Hillsboro, Texas — The line of cars was so thick that Hill County farmer Rodney Schronk couldn’t get into his field of sunflowers.

Hordes of rubber-neckers stopped along Interstate 35W near Hillsboro were taking photographs and walking through the fields to get a close-up look at the rows of tall, yellow flowers.

For Schronk, it was a sign that sunflowers are a little different from crops like corn or cotton. But it was still a little disconcerting that people would sometimes walk off with the flowers as souvenirs.

But he added, “It’s encouraging to see people get out and see the flowers, touch them and see where their food comes from.”

Because they can thrive in dry weather, the bright and bold flowers are popping up in parts of North Texas as farmers realize they’ll grow when other crops won’t. In the past five years, the number of acres planted in Texas’ Ellis, Hill and Navarro counties has grown from about 2,000 to about 24,000.

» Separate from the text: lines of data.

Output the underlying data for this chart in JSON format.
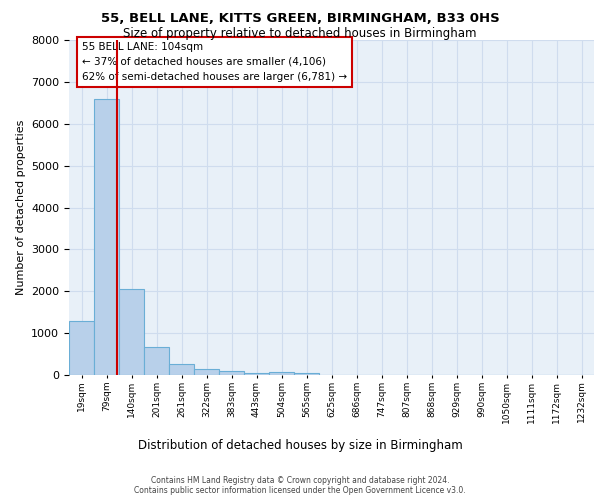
{
  "title_line1": "55, BELL LANE, KITTS GREEN, BIRMINGHAM, B33 0HS",
  "title_line2": "Size of property relative to detached houses in Birmingham",
  "xlabel": "Distribution of detached houses by size in Birmingham",
  "ylabel": "Number of detached properties",
  "categories": [
    "19sqm",
    "79sqm",
    "140sqm",
    "201sqm",
    "261sqm",
    "322sqm",
    "383sqm",
    "443sqm",
    "504sqm",
    "565sqm",
    "625sqm",
    "686sqm",
    "747sqm",
    "807sqm",
    "868sqm",
    "929sqm",
    "990sqm",
    "1050sqm",
    "1111sqm",
    "1172sqm",
    "1232sqm"
  ],
  "values": [
    1300,
    6600,
    2050,
    680,
    270,
    140,
    90,
    55,
    65,
    55,
    0,
    0,
    0,
    0,
    0,
    0,
    0,
    0,
    0,
    0,
    0
  ],
  "bar_color": "#b8d0ea",
  "bar_edge_color": "#6aaed6",
  "annotation_text": "55 BELL LANE: 104sqm\n← 37% of detached houses are smaller (4,106)\n62% of semi-detached houses are larger (6,781) →",
  "annotation_box_color": "#cc0000",
  "grid_color": "#cfdcee",
  "background_color": "#e8f0f8",
  "footer_line1": "Contains HM Land Registry data © Crown copyright and database right 2024.",
  "footer_line2": "Contains public sector information licensed under the Open Government Licence v3.0.",
  "ylim": [
    0,
    8000
  ],
  "yticks": [
    0,
    1000,
    2000,
    3000,
    4000,
    5000,
    6000,
    7000,
    8000
  ],
  "property_size": 104,
  "vline_color": "#cc0000",
  "vline_x_index": 1.42
}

Ellis County farmer Bob Beakley, 72, was one of the first to start planting sunflowers in North Texas five years ago. His family now has about 3,600 acres of sunflowers. He also has a storage facility at the family farm to store the seeds for farmers until they’re ready to ship for processing in Goodland, Kan. Schronk has a similar facility near Hillsboro but ships the seeds to South Texas.

“They mature before the heat of the summer kicks in, so we can get a crop before it gets too hot,” Beakley said.

Ellis County Extension Agent Mark Arnold said sunflowers have also shown they can handle the vagaries of spring weather a little better than some crops. While a late freeze harmed many crops this spring, sunflowers had few problems.

Sunflowers have historically been grown in the Upper Midwest: The Dakotas are the heart of sunflower country. This spring, South Dakota planted about 650,000 acres and North Dakota planted about 636,000 acres. Texas, meanwhile, planted about 93,000 acres, just nudging out Kansas for the third-most acreage.